Swiss corporate pay vote much more sensible than EU’s cap

Allister Heath
IT is important not to confuse this weekend’s Swiss referendum vote for much greater shareholder power over boardroom pay with last week’s move by the EU to impose caps on bankers’ bonuses.

The first rule change will, with one unfortunate exception, improve and enhance shareholder democracy, and give the owners of publically listed firms similar powers to those of private firms, where owners typically sign off all of the big decisions, including bosses’ pay.

The second is an entirely disastrous attempt at trying to buck the market, with politicians trying to loosen the relationship between performance and reward, and with officials, rather than shareholders or their agents, deciding that no employee will be allowed a bonus of more than 200 per cent of base pay, with all sorts of unintended (on in the case of those in the EU who hate the City, intended) consequences in a global economy. The rule may exceed Brussels’ powers; Article 153, section 5 of the Lisbon Treaty states that the EU’s ability to modify social policy “shall not apply to pay”. We shall see.

Most of the Swiss rules are fine, including binding shareholder votes on corporate pay, annual director re-elections and the like. Of course, some of these will need to be implemented carefully– but since when do employees – for that is what directors are – think that is wrong for their bosses – shareholders – to be able to tell them what to do, or limit their contract? With one exception, the Swiss rules are pro-capitalist and pro-shareholder – with no exception, EU bank cap rules are anti-market.

There is one clause of the Swiss rule which will create problems, however, and that is the ban on golden hellos and goodbyes. Massive payouts for failure are a disaster, whenever they happen, and tend to discredit the market economy. They should not happen. But it makes sense to ensure bosses are always incentivised to do the right thing for shareholders. If CEOs of listed firms believe that a takeover bid for their company makes sense for their shareholders – perhaps because the premium is so big that there is no way the same value could be created by retaining the firm’s independence – then it is important that they are incentivised to say so. There is a role for golden goodbyes in this case: a payout to compensate the CEO for selling the firm and thus losing his or her job. Without one, the CEO may have an incentive to resist at all cost, which would not be in shareholders’ interests.

As to golden hellos, they can be useful to buy out a star CEO at another firm tied in by long-term performance incentives. So these clauses – and especially the second – are silly and will damage Swiss firms’ ability to compete, at least at the margins. A firm trying to poach a CEO will now have to offer substantially larger base pay to entice them; nothing will really have changed, apart from making it more costly to fire the new recruit if they turn out to be useless.

In general, large firm CEOs should be paid handsomely, as determined by supply and demand – but in return they should be willing to accept “employment at will” contracts, with shareholders having the right to dismiss them at any time without a payout.
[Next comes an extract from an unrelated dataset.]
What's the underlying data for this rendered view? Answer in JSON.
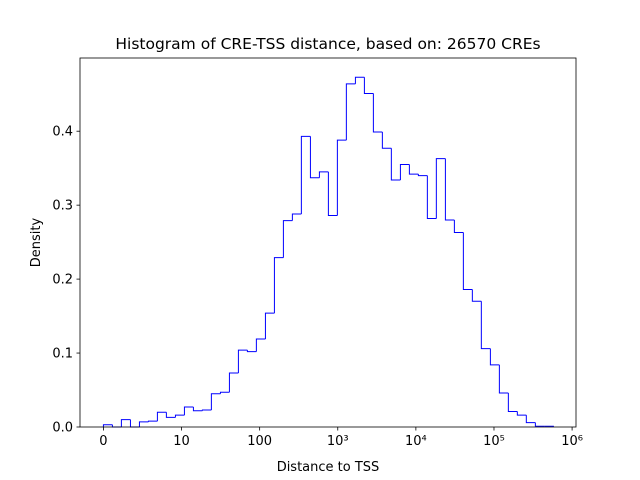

Such arrangements are not the norm today – and a strict application would actually probably be illegal under unfair dismissal rules. As with the case of the CEO whose firm is being taken over, this general principle would need to be tailored carefully to ensure perverse incentives didn’t creep in. But with high rewards should come high risks, not a corporatist easy life that culminates in a massive, guaranteed exit package.